Having spent an enlistment in the Marine Corps, I understand the conventional side of the military. Like any Marine in a standardized unit: I participated in field day, worked my way up from the lower enlisted (as best I could) and adhered to regulations as required. Then, some years after I was discharged, I found myself in Kurdistan with nearly free rein. Now, with the Islamic State practically finished in Iraq, I have made my way back to a conventional military in the country of Ukraine.
Disclaimer, I am in no way complaining (especially since I chose to come here); only making observations of the situation and my life’s events.
As a Peshmerga volunteer, and later military advisor, I mostly bowed to no man except the current unit commander. Sure I gave respect and adherence to orders when and where it was due, but for the most part was left to my own devices which was to great effect… it turns out. Myself and a colleague were able to establish a military training facility and influence the outcome of battles through our efforts to develop better soldiers. We requested munitions accordingly and were accommodated most of the time, logistics permitting. We came and went as we pleased, whether it was to run errands off base or return to the states for some R&R. During combat operations we floated around the battlefield doing our best to influence the tide and create a positive outcome for our forces. The operational tempo was slow but the sense of freedom and autonomy was something to revel in. Conversely, when it came down to the missions — they were very straight forward “go here and capture this” type ops but that didn’t bother me too much. Then it came time to depart as Iraqi Kurdistan ceased military operations and operational control was turned over to the Iraqi Army shortly after the offensive to retake Mosul began.

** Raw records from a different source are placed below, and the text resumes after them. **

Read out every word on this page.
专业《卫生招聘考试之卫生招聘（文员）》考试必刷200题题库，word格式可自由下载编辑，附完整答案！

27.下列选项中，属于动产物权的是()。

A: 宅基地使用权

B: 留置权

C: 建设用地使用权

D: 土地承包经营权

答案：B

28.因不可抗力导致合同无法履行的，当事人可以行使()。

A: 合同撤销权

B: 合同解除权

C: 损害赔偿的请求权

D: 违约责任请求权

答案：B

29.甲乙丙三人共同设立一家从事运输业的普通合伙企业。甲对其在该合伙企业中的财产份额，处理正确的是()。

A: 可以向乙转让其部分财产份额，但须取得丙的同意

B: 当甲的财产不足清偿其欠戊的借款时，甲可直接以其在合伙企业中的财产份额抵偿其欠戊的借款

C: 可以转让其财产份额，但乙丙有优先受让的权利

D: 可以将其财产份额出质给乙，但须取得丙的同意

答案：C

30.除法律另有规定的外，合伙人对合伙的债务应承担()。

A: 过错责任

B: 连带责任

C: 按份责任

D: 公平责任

After a short duration doing private security contract work, I find myself embedded in the Ukrainian militaries ranks. New war zone, but same bag of tricks with the exception of some crucial factors. Before we were war lords in our own right, here we are just another pair of cogs in a massive war machine that can be replaced the moment we fail to perform. The fact that we are foreigners or have a unique record of military service means nothing here. We follow our squad leader’s orders, a man with a 3rd of the experience we have, and fall in line like everyone else. Platoon PT and unit formations are a daily routine followed by the expected adherence to uniform regulations and procedural requirements. Military bureaucracy is in full swing at every corner from supply to administration; we have returned to a place that we left behind a long time ago. I relish our time spent conducting combat operations but loath every second being stagnant in garrison. The operations themselves are absolutely amazing though, HVT snatch and grabs paired with deep reconnaissance into no-man’s land where we can gather valuable intelligence on enemy activity; a soldiers wet dream in an age where deployments are few and far between. But I keep asking myself is the trade-off really worth it at this point?
I guess my point is that it has been incredibly difficult going from an incredible amount of independence after an unconventional military experience, back to a conventional military role again. It causes me to empathize with guys who choose to leave the military and return later after some time as a civilian or those who experience a similar pattern.